Thursday, December 12, 2013

Window on Eurasia: Putin’s Unfunded Mandates Pushing Regions into Debt, Disaster and Dissent



Paul Goble

            Staunton, December 12 – A combination of President Vladimir Putin’s promises and declining federal assistance to the regions is pushing many of the federal districts deeper into debt, preventing them from spending on social and transportation infrastructure, and in prospect driving them toward default, according to analysts at Standard & Poor’s.

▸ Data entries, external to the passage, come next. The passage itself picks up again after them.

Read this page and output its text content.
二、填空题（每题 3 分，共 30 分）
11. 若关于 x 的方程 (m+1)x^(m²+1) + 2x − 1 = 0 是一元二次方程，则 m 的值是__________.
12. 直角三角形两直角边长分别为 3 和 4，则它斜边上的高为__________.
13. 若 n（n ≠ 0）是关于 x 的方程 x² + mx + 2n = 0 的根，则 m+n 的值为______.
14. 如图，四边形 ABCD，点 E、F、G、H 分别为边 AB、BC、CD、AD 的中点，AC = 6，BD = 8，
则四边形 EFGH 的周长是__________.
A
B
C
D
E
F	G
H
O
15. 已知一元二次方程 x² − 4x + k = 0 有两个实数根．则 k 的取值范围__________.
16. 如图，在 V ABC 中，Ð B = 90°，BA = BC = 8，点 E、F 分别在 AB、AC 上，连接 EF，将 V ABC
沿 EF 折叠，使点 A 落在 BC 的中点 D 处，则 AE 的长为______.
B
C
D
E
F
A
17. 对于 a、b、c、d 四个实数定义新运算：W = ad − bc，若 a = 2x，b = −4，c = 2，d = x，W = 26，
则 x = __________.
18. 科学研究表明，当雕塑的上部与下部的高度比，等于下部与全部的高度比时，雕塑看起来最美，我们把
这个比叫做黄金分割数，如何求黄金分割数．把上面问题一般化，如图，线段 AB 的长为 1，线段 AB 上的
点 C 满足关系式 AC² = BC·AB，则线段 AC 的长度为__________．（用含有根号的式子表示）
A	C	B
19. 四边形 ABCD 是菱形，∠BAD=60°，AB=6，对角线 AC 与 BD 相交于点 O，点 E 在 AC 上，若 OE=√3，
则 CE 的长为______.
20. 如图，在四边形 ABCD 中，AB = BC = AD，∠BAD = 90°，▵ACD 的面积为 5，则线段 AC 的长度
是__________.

            In today’s “Nezavisimaya gazeta,” Anastasya Bashkatova points out that the regions are incapable of fulfilling Putin’s promises and directives -- such as raising pay in the health education and culture sectors -- while meeting their other obligations and thus are heading toward disaster (ng.ru/economics/2013-12-12/1_regions.html).

                Yesterday, S&P warned that the regions cannot reduce their spending on other responsibilities enough in order to cover what Putin has called for.  As a result, their combined deficits will be “several times” larger than Moscow now projects. And the underfinancing of other sectors will begin to bite, possibly forcing the revision of Putin’s promises.

                (“Nezavisimaya gazeta” has tracked this problem for the last six months (ng.ru/economics/2013-05-15/4_teachers.html and ng.ru/economics/2013-08-26/1_minfin.html. And today, “Vedomosti” provides additional data in an article entitled “The Center’s Policies are Leading the Regions to Default” (vedomosti.ru/politics/news/20055951/regionalno-budjetny-krisis#ixzz2nGAVSMkc).)

            Making the situation even worse, the analysts say, is that because of a deficit in the federal budget, Moscow plans to cut assistance to the regions by “more than five percent” next year, cuts that will squeeze regional elites and hurt development in the regions even more than now.

            And also adding to the problems is the lack of transparency in the process of regional transfers. Moscow sometimes gives more to well-off regions than to poorer ones, apparently to maintain the loyalty of regional elites rather than to ensure that programs be carried out. And these elites thus feel free to ignore Moscow’s dictates and pocket the money instead.

            Consequently, Bashkatova says the experts have concluded, the debt burden on the regions will only grow even as Putin-mandated programs are not carried out in full and many other needs are not met. 

            Analysts at Standard & Poor’s suggest that there are three  possible scenarios. In the first, Moscow will continue to demand that the regions fulfill its orders, providing highly selective assistance in that regard. In the second, Moscow would continue to provide assistance across the board while giving most to those most in need.  And in the third, Moscow would revise Putin’s mandates so that the regions could cope.

            At present, Bashkatova says, the center appears likely to follow the first or some combination of all three. But each of these strategies and even a combination of them have political consequences, ranging from a regional fronde expressed in protests and simple refusal to go along to a direct and broad-based challenge to Putin’s authority.

                And just as at the end of the Soviet period, these financial issues are likely to interact with and be exacerbated by ethnic and regional identities and by an increasing sense among Russians that Putin and his regime are spending outrageous sums of money on “circuses” like the Sochi Olympics but not providing them with “the bread” that is supposed to be the other part of the equation.